For now, defaults for the model should have been populated. If you would like the model to be able to control devices then you should select the `Assist` API. This is the included Home Assistant API for controlling devices via Large Language Models.

> NOTE: The key settings in this case are that our prompt references the `{{ response_examples }}` variable and the `Enable in context learning (ICL) examples` option is turned on.
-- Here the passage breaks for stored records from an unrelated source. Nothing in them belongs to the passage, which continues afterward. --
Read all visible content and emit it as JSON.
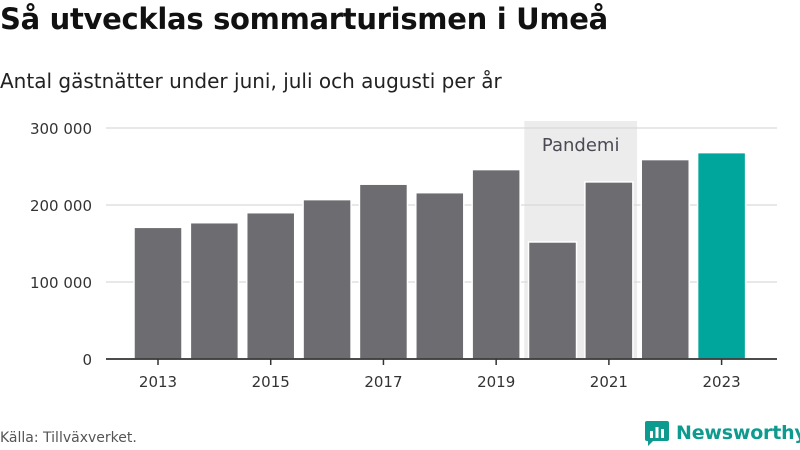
{
  "chart_data": {
    "type": "bar",
    "title": "Så utvecklas sommarturismen i Umeå",
    "subtitle": "Antal gästnätter under juni, juli och augusti per år",
    "categories": [
      "2013",
      "2014",
      "2015",
      "2016",
      "2017",
      "2018",
      "2019",
      "2020",
      "2021",
      "2022",
      "2023"
    ],
    "x_tick_labels": [
      "2013",
      "2015",
      "2017",
      "2019",
      "2021",
      "2023"
    ],
    "values": [
      171000,
      177000,
      190000,
      207000,
      227000,
      216000,
      246000,
      152000,
      230000,
      259000,
      268000
    ],
    "ylim": [
      0,
      300000
    ],
    "y_ticks": [
      0,
      100000,
      200000,
      300000
    ],
    "y_tick_labels": [
      "0",
      "100 000",
      "200 000",
      "300 000"
    ],
    "xlabel": "",
    "ylabel": "",
    "grid": true,
    "bar_color": "#6d6c71",
    "highlight_color": "#00a69c",
    "highlight_category": "2023",
    "annotation": {
      "label": "Pandemi",
      "span_categories": [
        "2020",
        "2021"
      ],
      "band_color": "#ececec"
    }
  },
  "source": "Källa: Tillväxverket.",
  "brand": {
    "name": "Newsworthy",
    "icon": "newsworthy-logo-icon",
    "color": "#0e9b8f"
  }
}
## Using the Integration as a Conversation Agent
Now that the integration is configured and providing the conversation agent, we need to configure Home Assistant to use our conversation agent instead of the built in intent recognition system.

> 🛑 Warning 🛑
> 
> Any devices that you select to be exposed to the model will be added as 
> context and potentially have their state changed by the model.
> 
> Only expose devices that you want the model modifying the state of.
>
> The model may occasionally hallucinate and issue commands to the wrong device!
> 
> Use At Your Own Risk

1. Navigate to `Settings` -> `Voice Assistants`
2. Select `+ Add Assistant`
3. Name the assistant whatever you want.
4. Select the conversation agent that we created previously.
5. If you wish to use Speech to Text or Text to Speech, set those up now (left as an exercise to the reader)

In order for any entities be available to the agent, you must "expose" them first.  An exposed entity is added to the model's context and the model is able to call services on your behalf against those entities.

1. Navigate to "Settings" -> "Voice Assistants" -> "Expose" Tab
2. Select "+ Expose Entities" in the bottom right
3. Check any entities you would like to be exposed to the conversation agent.

> Note:
> When exposing entities to the model, you are adding tokens to the model's context. If you exceed the context length of the model, then your interactions with the model will fail due to the instructions being dropped out of the context's sliding window.  
> It is recommended to only expose a maximum of 32 entities to this conversation agent at this time.

## Finished!
Return to the "Overview" dashboard and select chat icon in the top left.  
From here you can chat with the AI model and request it to control your house.